Cruzar la frontera entre Honduras y Guatemala en realidad fue sencillo para Elmer Antonio Rodríguez y los demás integrantes de la caravana migrante, pero las carreteras guatemaltecas estaban llenas de retenes de policía y militares, donde fueron detenidos y deportados.

A Elmer Antonio le tocó en Tecún Umán, poblado que se encuentra en la frontera con México, justo cuando estaba a punto de cruzar la línea. Lo encontré mientras estaba encapsulado por la Policía y el Ejército guatemalteco con otros cien migrantes que se habían acercado a una estructura gestionada por religiosos para recibir comida. En ningún momento las autoridades que los cercaban los obligaron a regresar a Honduras, a subirse a unos autobuses de los que colgaba una manta que decía «retorno voluntario». Sin embargo, la presión los ganó: tras un día entero encapsulados, sin poderse mover y empapados de lluvia, con la certidumbre de que muchos migrantes que iban atrás ya habían sido deportados y no podían compactarse en la frontera mexicana para cruzarla en caravana, con las amenazas del Gobierno mexicano de encarcelarlos por no respetar las medidas de prevención contra el covid-19 y con muchos albergues de migrantes –estructuras de apoyo gestionados por religiosos– cerrados a causa de la pandemia, Elmer Antonio y buena parte de sus compañeros aceptaron subirse al autobús que les llevó de vuelta a su país.

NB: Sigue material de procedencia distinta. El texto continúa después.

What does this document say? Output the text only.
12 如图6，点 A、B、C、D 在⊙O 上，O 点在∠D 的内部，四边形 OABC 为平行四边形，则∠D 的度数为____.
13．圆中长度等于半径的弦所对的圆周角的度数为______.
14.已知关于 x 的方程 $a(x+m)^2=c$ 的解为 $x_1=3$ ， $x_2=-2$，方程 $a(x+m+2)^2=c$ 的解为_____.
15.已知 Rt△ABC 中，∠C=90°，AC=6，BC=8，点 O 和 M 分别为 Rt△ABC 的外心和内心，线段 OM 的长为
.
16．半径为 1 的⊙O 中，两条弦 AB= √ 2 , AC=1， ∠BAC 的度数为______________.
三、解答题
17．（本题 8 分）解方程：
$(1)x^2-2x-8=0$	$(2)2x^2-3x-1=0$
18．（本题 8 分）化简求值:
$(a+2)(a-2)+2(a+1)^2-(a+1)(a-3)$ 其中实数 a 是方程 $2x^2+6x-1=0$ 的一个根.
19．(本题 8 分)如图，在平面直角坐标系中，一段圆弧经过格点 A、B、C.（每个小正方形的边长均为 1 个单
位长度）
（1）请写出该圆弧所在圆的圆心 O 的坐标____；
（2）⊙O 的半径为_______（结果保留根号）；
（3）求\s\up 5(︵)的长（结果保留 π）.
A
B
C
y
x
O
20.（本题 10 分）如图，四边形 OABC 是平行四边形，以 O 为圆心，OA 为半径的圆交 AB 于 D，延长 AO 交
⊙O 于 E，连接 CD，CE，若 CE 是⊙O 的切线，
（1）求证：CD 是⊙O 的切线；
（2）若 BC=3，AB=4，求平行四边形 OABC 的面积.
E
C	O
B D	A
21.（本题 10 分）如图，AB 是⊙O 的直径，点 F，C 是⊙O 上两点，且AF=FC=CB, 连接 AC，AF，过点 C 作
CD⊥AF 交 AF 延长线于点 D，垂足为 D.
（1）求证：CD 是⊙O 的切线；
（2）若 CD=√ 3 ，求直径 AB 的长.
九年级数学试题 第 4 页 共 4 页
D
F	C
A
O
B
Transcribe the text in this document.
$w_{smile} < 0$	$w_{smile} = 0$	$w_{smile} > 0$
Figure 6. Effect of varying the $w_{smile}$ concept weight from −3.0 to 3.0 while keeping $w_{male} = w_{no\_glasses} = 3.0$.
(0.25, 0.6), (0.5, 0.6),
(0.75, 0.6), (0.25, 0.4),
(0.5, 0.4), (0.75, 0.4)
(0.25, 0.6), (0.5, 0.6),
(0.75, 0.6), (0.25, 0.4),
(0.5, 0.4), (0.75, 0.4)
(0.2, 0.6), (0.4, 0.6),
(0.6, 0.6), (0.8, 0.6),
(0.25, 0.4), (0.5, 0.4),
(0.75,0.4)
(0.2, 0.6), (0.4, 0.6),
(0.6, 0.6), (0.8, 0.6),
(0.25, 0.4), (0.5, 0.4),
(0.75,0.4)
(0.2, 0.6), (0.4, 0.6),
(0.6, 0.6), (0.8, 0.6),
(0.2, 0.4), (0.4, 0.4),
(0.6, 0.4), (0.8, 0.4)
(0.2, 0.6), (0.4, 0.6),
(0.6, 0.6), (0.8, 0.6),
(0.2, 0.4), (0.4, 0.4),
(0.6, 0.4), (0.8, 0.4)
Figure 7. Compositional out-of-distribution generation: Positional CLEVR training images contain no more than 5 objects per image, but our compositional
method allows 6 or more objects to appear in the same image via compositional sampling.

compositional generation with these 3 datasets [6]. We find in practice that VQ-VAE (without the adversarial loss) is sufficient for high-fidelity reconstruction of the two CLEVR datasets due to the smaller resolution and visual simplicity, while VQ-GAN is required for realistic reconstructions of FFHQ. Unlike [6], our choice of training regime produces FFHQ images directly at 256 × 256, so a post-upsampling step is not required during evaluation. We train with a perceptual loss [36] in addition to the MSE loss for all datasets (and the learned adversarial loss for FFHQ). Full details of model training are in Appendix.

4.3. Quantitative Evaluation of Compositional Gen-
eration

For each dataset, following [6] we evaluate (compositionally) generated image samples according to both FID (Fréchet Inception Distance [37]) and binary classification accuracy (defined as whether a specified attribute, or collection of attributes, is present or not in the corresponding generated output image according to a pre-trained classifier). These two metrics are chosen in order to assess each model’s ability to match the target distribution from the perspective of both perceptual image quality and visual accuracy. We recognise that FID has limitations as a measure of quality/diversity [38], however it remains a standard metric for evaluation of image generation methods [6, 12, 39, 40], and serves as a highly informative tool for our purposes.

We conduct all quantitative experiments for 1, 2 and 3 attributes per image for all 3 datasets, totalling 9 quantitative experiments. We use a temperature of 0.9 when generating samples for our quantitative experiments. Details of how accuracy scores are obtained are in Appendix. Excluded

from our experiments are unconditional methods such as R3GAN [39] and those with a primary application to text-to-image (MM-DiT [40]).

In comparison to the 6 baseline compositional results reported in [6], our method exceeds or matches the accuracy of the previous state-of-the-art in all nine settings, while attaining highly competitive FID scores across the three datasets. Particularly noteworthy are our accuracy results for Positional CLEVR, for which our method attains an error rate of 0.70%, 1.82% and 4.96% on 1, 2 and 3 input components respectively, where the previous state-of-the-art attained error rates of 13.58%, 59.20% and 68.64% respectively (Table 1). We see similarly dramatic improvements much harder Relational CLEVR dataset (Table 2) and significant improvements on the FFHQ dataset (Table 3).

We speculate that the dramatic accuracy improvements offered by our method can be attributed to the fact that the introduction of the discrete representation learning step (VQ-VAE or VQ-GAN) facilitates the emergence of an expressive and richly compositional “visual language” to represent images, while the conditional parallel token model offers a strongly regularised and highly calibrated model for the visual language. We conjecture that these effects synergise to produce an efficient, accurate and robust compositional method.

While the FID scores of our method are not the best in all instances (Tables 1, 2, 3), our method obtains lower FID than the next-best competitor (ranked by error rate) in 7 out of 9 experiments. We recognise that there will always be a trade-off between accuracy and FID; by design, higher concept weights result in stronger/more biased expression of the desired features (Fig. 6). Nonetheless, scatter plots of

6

«Compadres, ¿son humanos ustedes? ¿Comen o no comen?», gritó Elmer Antonio a los militares, asomado por la ventanilla. «Lo mismo estamos nosotros, pero tenemos que buscarnos la vida porque no tenemos dinero», exclamó.

En el pasado las autoridades guatemaltecas nunca habían bloqueado el camino de la caravana de hondureños, también a causa de un acuerdo de libre tránsito llamado Centroamérica-4, firmado por Honduras, Guatemala, El Salvador y Nicaragua. En el caso de la caravana de principios de octubre, el pretexto utilizado para ignorar los convenios internacionales e impedir el paso de los migrantes ha sido la falta de la prueba PCR. De acuerdo con el Instituto Guatemalteco de Migración, de los aproximadamente 4.000 migrantes que ingresaron al país por la frontera con Honduras, 3.953 han retornado «voluntariamente».

Los demás se colaron por las mallas no tan estrechas de la frontera meridional de México, que desde Tecún Umán puede ser atravesada cruzando el río Suchiate en balsa, pagando poco más de un euro. Algunos integrantes de la caravana migrante lo lograron, a pesar de los 300 efectivos de la Guardia Nacional mexicana desplegados en la orilla del Suchiate. Otros más patrullaban las carreteras internas, que estaban vigiladas también con drones, según declaró el Instituto Mexicano de Migración.

«No es momento de migrar. Quédense en casa, la pandemia no ha terminado», ha afirmado Mario Adolfo Bucaro Flores, embajador de Guatemala en México, quien apareció brevemente en la frontera al momento de la llegada de la Guardia Nacional.

De acuerdo con muchos analistas, el muro de Trump se está corriendo siempre más al sur debido a las presiones del Ejecutivo estadounidense sobre México y los demás países centroamericanos. «La Administración de Guatemala ha cambiado su política porque no es un gobierno que se mande, es un Gobierno al que le mandan», critica Olga Sánchez Martínez, fundadora del Albergue Jesús El Buen Pastor del Pobre y el Migrante de Tapachula, en México. «Siempre hemos sido presionados por Estados Unidos, es político lo que está pasando aquí», incide.